Eliminate Debt Faster Using The Credit Card Snowball Effect

If you are like millions of other people on the planet, you likely have at least three credit cards with balances of ten to twelve thousand dollars. In addition, you are probably still only paying the minimum payment.

You are already aware that this is taking you deeper into debt and further from debt elimination. In fact, your balances are likely growing on you seemingly moment by moment. Do not give up there is a better way!

Using what is known as the credit card snowball effect you can pay down then pay off all of your credit cards. Currently you are floating along only doing the minimum, this way you take an active role in your debt elimination.

Snowballs start out small and unassuming by rolling them around they will grow in a hurry! Now apply this concept to paying down your balance, start with a little extra and watch it snowball until the card is clear of any balance!

A wise person once said that those who refuse to learn about compound interest are doomed to pay it. No truer words were ever spoken! Therefore, lets begin to learn and turn the credit card snowball effect in your favor and put you on the right path to debt elimination.

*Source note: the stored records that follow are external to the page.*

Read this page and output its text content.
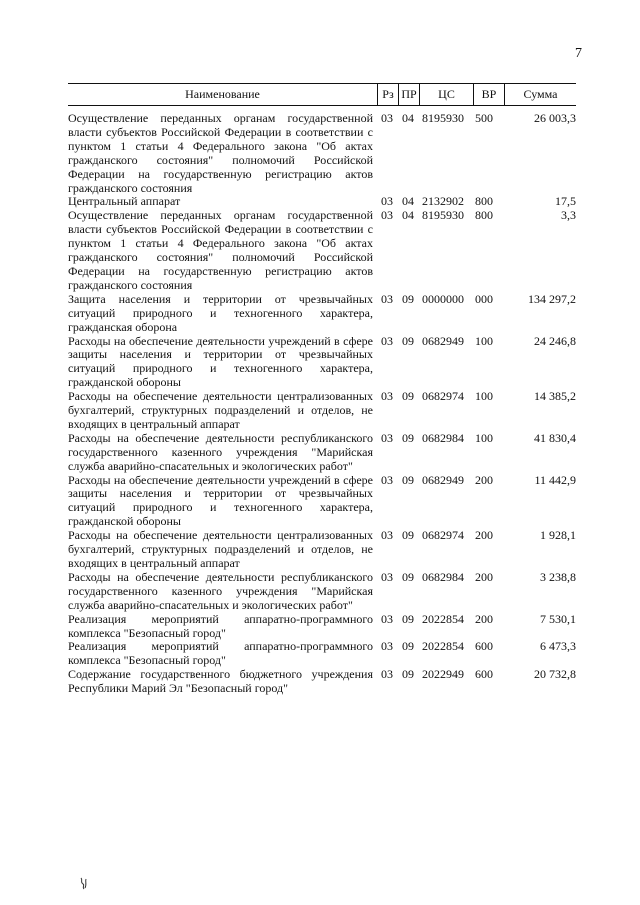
7
Наименование	Рз ПР	ЦС	ВР	Сумма
Осуществление переданных органам государственной власти субъектов Российской Федерации в соответствии с пунктом 1 статьи 4 Федерального закона "Об актах гражданского состояния" полномочий Российской Федерации на государственную регистрацию актов гражданского состояния
03 04 8195930 500	26 003,3
Центральный аппарат	03 04 2132902 800	17,5
Осуществление переданных органам государственной власти субъектов Российской Федерации в соответствии с пунктом 1 статьи 4 Федерального закона "Об актах гражданского состояния" полномочий Российской Федерации на государственную регистрацию актов гражданского состояния
03 04 8195930 800	3,3
Защита населения и территории от чрезвычайных ситуаций природного и техногенного характера, гражданская оборона
03 09 0000000 000	134 297,2
Расходы на обеспечение деятельности учреждений в сфере защиты населения и территории от чрезвычайных ситуаций природного и техногенного характера, гражданской обороны
03 09 0682949 100	24 246,8
Расходы на обеспечение деятельности централизованных бухгалтерий, структурных подразделений и отделов, не входящих в центральный аппарат
03 09 0682974 100	14 385,2
Расходы на обеспечение деятельности республиканского государственного казенного учреждения "Марийская служба аварийно-спасательных и экологических работ"
03 09 0682984 100	41 830,4
Расходы на обеспечение деятельности учреждений в сфере защиты населения и территории от чрезвычайных ситуаций природного и техногенного характера, гражданской обороны
03 09 0682949 200	11 442,9
Расходы на обеспечение деятельности централизованных бухгалтерий, структурных подразделений и отделов, не входящих в центральный аппарат
03 09 0682974 200	1 928,1
Расходы на обеспечение деятельности республиканского государственного казенного учреждения "Марийская служба аварийно-спасательных и экологических работ"
03 09 0682984 200	3 238,8
Реализация мероприятий аппаратно-программного комплекса "Безопасный город"
03 09 2022854 200	7 530,1
Реализация мероприятий аппаратно-программного комплекса "Безопасный город"
03 09 2022854 600	6 473,3
Содержание государственного бюджетного учреждения Республики Марий Эл "Безопасный город"
03 09 2022949 600	20 732,8
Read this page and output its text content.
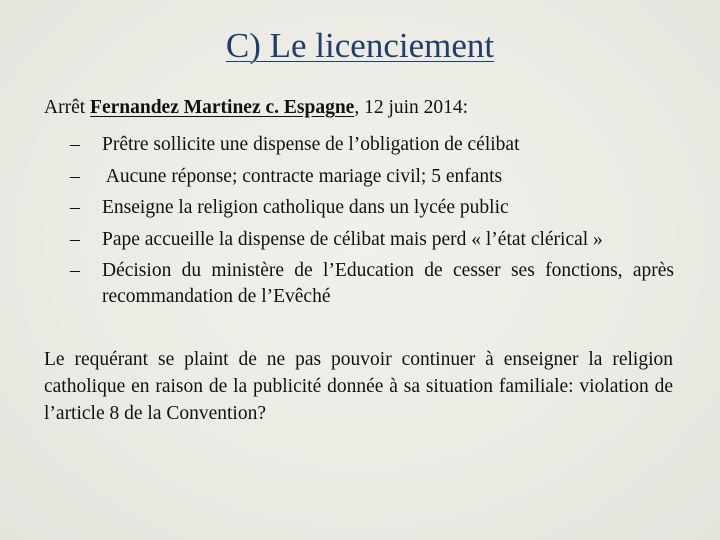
C) Le licenciement
Arrêt Fernandez Martinez c. Espagne, 12 juin 2014:
– Prêtre sollicite une dispense de l’obligation de célibat
– Aucune réponse; contracte mariage civil; 5 enfants
– Enseigne la religion catholique dans un lycée public
– Pape accueille la dispense de célibat mais perd « l’état clérical »
– Décision du ministère de l’Education de cesser ses fonctions, après recommandation de l’Evêché
Le requérant se plaint de ne pas pouvoir continuer à enseigner la religion catholique en raison de la publicité donnée à sa situation familiale: violation de l’article 8 de la Convention?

First, look at the common practice for paying off credit card debt. This is what conventional wisdom says is the best debt elimination practice:
List all your credit cards
Rank them in order of interest rate percentage.
Pay extra on the card with the highest interest percentage.
Rinse, lather then repeat for each credit card in your wallet.

Sounds like good advice doesn’t it? On the surface, this is a great debt elimination exercise and eventually it will work. However there are times and situation where this is not the correct way to reverse the credit card snowball effect.

No two credit cards will have the exact same interest rate. Conventional wisdom says that it only makes sense to pay off highest interest rates. However, look at the example numbers below.

To put this in terms that make sense consider the interest on your different cards and how your balance affects that number. Say, you have a credit card with a $5,000 balance at 10% interest; this means your monthly interest is fifty dollars. On the other hand, say that the other card has a $2000 balance at 20% interest rate. Your monthly interest would be forty dollars. The higher interest rate is actually cheaper per month.

As you can see in the above example this is a time that conventional wisdom does not apply. Fifty dollars a month will soon balloon the balance on that card even though it is the lowest rate in your wallet. Especially if you are making only the minimum payment.

To use the credit card snowball effect your plan might look more like this:
Collect all your credit card statements.
Choose the one with the highest interest accrual each month.
Put all the extra money on this cards.
Pay only the minimum on the rest of your cards until the first is paid in full.
Continue in this manner until all cards have a zero balance.

Sometimes a debt elimination plan means looking at things with a new perspective. This way of using the credit card snowball effect will have you free of your debt woes in no time.